Dan Wilga mythtv-users2 at dwilga-linux1.amherst.edu
Wed Oct 27 13:34:26 UTC 2010


On 10/26/10 3:06 PM, Tom Dexter wrote:
> On Tue, Oct 26, 2010 at 10:11 AM, Dan Wilga
> <mythtv-users2 at dwilga-linux1.amherst.edu>  wrote:
>    
>> On 10/26/10 8:04 AM, Tom Dexter wrote:
>>      
>>> Last night I had an odd thing happen.  In the middle of recording
>>> apparently the backend lost it's connection to the database (running
>>> on the same server connected as localhost), and all the sql started
>>> generating errors like this:
>>>
>>> 2010-10-25 21:00:03.357 DB Error (Resolution insert):
>>> Query was:
>>> INSERT INTO recordedmarkup    (chanid, starttime, mark, type, data)

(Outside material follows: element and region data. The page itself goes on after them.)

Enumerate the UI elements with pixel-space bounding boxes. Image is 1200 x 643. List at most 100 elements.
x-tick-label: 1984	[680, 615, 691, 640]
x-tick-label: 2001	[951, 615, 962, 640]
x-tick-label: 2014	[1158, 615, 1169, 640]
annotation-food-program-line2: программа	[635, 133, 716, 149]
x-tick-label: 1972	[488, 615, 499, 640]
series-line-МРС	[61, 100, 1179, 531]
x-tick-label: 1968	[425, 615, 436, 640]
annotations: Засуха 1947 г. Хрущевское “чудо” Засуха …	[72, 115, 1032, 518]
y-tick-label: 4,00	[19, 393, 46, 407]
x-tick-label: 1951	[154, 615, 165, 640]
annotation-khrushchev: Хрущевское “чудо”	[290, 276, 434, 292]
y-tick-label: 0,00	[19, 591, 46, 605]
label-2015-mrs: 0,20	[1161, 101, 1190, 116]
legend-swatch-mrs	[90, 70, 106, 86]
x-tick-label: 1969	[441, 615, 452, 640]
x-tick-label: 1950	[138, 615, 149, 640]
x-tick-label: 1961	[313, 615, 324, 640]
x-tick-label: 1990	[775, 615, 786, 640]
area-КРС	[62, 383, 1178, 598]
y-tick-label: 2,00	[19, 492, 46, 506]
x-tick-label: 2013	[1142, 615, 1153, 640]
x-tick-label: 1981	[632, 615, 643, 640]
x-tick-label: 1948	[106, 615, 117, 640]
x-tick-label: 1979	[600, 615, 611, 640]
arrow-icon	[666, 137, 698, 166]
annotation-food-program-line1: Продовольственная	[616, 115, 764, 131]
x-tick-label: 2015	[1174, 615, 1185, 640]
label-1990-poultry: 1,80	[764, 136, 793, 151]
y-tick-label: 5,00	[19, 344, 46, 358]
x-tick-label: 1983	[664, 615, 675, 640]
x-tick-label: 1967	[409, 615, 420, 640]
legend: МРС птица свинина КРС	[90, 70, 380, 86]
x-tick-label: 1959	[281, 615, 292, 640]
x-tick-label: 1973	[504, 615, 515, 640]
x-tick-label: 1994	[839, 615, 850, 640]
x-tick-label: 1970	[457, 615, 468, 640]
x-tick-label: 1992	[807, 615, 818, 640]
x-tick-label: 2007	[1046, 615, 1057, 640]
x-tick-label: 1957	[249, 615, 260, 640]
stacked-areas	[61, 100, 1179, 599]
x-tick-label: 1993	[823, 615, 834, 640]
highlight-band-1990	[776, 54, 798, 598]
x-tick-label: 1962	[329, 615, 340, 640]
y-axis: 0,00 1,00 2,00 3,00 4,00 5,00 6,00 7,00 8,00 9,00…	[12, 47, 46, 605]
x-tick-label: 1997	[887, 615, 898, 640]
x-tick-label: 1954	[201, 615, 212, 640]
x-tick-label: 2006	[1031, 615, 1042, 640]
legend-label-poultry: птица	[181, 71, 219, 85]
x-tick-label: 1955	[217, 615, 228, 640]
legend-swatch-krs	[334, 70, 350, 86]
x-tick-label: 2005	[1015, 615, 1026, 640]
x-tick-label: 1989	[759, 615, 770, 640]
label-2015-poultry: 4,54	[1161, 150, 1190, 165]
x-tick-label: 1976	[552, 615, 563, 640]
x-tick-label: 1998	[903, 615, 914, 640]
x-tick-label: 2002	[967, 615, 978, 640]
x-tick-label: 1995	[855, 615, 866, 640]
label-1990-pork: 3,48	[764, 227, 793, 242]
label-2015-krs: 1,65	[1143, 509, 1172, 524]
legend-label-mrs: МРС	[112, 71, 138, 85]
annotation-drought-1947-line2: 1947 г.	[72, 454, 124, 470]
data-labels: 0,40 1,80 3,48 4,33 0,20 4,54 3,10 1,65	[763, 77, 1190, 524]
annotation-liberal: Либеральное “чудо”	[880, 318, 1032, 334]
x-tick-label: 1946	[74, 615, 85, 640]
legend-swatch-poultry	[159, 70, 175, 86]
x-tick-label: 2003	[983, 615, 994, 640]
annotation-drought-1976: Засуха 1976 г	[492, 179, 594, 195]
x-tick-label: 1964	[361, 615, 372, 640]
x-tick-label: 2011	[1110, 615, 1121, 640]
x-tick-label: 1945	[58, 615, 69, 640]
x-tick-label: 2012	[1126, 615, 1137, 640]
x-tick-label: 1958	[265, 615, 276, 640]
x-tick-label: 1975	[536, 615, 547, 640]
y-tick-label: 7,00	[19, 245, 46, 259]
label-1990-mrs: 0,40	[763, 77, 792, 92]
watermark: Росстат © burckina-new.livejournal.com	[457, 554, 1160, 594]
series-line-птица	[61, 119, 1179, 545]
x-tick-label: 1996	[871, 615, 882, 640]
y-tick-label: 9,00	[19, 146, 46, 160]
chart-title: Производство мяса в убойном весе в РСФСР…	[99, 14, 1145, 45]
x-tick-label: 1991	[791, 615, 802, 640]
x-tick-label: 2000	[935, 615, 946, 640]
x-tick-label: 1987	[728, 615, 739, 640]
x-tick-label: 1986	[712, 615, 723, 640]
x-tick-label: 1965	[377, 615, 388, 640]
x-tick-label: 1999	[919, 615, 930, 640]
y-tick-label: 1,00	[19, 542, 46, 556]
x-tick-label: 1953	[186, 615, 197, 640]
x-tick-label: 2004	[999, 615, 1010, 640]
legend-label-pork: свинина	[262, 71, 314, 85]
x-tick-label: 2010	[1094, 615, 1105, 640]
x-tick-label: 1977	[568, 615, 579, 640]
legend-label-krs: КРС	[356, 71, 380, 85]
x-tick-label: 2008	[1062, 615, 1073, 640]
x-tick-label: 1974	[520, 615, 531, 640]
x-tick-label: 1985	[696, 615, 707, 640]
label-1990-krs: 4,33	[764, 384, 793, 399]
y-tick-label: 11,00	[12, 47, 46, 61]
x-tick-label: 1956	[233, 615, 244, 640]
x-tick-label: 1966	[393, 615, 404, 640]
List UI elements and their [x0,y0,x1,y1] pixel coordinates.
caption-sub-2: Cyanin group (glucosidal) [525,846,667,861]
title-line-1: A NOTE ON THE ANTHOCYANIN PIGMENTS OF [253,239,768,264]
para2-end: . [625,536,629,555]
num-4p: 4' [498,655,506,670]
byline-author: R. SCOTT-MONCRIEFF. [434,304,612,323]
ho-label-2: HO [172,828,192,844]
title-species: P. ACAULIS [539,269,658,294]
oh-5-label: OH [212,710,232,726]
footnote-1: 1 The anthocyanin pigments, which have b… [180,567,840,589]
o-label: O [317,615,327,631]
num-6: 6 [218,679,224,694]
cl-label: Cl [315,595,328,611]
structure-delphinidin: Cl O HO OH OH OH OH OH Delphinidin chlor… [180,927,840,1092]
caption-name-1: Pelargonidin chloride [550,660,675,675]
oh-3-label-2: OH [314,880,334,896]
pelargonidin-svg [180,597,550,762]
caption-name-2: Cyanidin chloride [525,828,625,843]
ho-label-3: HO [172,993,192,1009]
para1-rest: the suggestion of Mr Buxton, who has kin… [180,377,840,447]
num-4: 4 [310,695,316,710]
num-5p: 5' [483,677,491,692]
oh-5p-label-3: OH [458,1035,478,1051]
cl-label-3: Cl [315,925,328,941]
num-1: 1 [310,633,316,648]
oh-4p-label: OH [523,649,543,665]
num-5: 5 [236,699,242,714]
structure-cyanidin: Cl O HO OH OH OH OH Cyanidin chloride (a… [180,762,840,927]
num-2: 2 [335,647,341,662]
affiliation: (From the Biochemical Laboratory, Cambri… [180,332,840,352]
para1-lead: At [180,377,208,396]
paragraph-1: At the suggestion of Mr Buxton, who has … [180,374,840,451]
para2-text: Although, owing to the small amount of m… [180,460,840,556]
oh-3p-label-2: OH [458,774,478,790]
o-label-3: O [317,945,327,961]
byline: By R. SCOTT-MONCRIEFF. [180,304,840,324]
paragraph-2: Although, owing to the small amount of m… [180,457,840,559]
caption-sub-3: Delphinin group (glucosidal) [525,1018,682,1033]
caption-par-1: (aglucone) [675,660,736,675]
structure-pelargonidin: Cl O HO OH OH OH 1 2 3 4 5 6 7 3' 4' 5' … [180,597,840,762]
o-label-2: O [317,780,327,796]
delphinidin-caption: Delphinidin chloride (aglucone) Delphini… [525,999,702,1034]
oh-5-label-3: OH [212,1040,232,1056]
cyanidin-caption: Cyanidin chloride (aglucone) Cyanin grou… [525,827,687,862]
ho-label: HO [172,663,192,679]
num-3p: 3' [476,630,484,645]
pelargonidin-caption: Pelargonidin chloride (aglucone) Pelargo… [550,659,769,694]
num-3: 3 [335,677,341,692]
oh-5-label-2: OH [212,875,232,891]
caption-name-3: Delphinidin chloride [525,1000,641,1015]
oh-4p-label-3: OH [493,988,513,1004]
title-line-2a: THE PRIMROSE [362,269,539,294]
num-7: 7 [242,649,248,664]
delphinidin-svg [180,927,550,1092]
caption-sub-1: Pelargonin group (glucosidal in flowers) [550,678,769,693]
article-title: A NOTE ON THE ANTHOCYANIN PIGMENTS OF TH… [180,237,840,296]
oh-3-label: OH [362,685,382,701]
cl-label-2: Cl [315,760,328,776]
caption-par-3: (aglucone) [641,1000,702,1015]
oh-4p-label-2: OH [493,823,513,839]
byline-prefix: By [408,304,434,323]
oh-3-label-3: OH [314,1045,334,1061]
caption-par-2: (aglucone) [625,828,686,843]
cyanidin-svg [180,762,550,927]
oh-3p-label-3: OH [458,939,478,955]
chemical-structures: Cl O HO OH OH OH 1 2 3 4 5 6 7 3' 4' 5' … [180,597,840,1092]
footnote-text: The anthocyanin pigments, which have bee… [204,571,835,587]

>>> VALUES ( :CHANID, :STARTTIME,
>>>   :MARK, :TYPE, :DATA);
>>> Bindings were:
>>> :CHANID=1041, :DATA=1920, :MARK=1, :STARTTIME=2010-10-25T21:00:00,
>>> :TYPE=30
>>> Driver error was [2/2006]:
>>> QMYSQL: Unable to execute query
>>> Database error was:
>>> MySQL server has gone away
>>>
>>>        
>> That last line is what you should google. It sounds as though MySQL hit its
>> connection timeout and dropped the connection at a point when Myth wasn't
>> expecting that to happen.
>>
>> The solution is most likely to look at wait_timeout and interactive_timeout
>> MyQSL variables. These are in seconds. If there are values set in
>> /etc/my.cnf, increase them. The defaults are very large (8 hours), so if
>> nothing is set, that's not the problem. You can do this to see the current
>> values:
>>
>> mysql -u mythtv --password=mythtv
>> show variables like '%timeout';
>> \q
> That's definitely not it I'd say.  Those are both at the defaults of
> 28800.  Besides, mysql was anything but idle at the time as I was
> about an hour 15 minutes into very heavy recording when it happened
> (three shows recording).  It just flat out lost the
> connection...really odd.
>    
I noticed that the error you reported was right at the top of the hour. 
Is there any chance that something like logrotate caused mysqld to 
restart? You might look in the mysqld.log (often in /var/log) to see 
when it last did.

-- 
Dan Wilga                                                        "Ook."